From this point onward, the remap algorithm follows a similar sequence of operations (split into ‘iterations’) per Macroblock-Line of MbR’s, the first of which is illustrated by the below image. MbR’s are read out of the dual-port RAM as per the ‘RAM Read Address’ sequence (Read Phase), to produce a Macroblock-Stream of data, as opposed to the incoming Raster-Scan (correlate ‘Macroblock Row Read Order’ with ‘Image 7.’ above). For each MbR that is read out of the RAM, a MbR from the subsequent Macroblock-Line can be written into the RAM. Note that the ‘Read Phase’ illustrates consecutive operations, tracing downwards (as per the blue arrow) while the ‘Write Phase’ is simply the contents of the RAM once the entire Macroblock-Line worth of data has been written into the RAM (following the access pattern detailed by the ‘RAM Read Address column’). Again, it is worth correlating the ‘Write Phase’ image with the second Macroblock-Line in ‘Image 7’ – it is written into the RAM in Raster-Scan order, as required. Also worth noting is the value by which the ‘RAM Read Address’ is incremented (five) – highlighted in the ‘Remap RAM – Initial Fill’ (Image 8) – and the highlighted value in the ‘RAM Read Address’ sequence, which is the again the sixth (Frame width in Macroblocks + 1). That fact that when the ‘RAM Read Address’ is going to be incremented above the total number of MbR’s – 1 (per Macroblock-Line), it instead wraps – i.e. in the below image, instead of incrementing from 15 to 20 (maximum is 19) it wraps to 20-19 = 1.
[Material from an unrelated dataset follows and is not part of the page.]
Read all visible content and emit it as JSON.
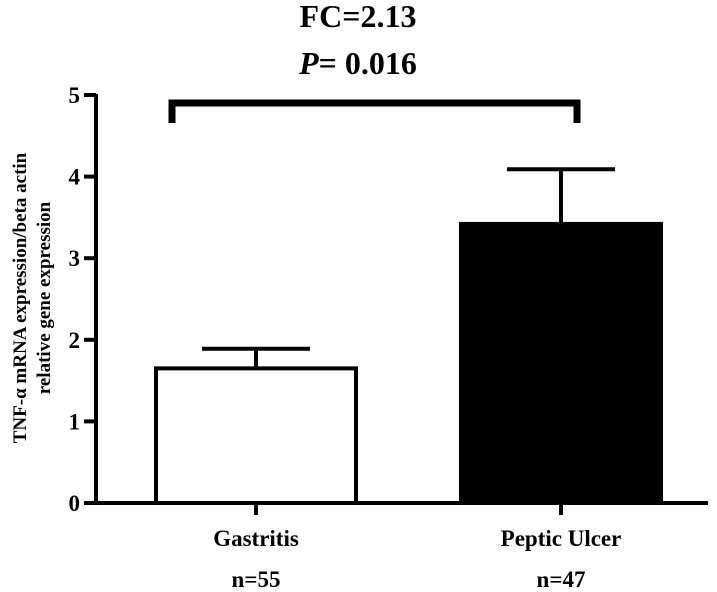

Subsequent iterations of the algorithm are illustrated below. Note that the ‘Read Phase’ is the current (departing) Macroblock-Line of pixel data, and the ‘Write Phase’ is the subsequent (arriving) Macroblock-Line of pixel data. The MbR index is always the Raster-Scan arrival order, but is reset for every second row of Macroblock-Lines (so reaches a maximum of 40).
Note that the ‘Incrementer’ (i.e. Read/Write access pattern) is always sourced from the value of the RAM Read Address for operation (Frame width in Macroblocks + 1) of the previous Read/Write access pattern.
Obviously, the set of access patterns are finite – illustrations of further iterations would show this, and the process would repeat.
Thus, conversion from Raster-Scan to Macroblock-Stream has been achieved and the optimal solution occupies half the memory footprint of the basic solution.
Further work
Although the algorithm has been (essentially) shown to generalize to any Frame width (that is a multiple of the Macroblock width) via experimental methods (i.e. simulation), it would be nice to prove it mathematically.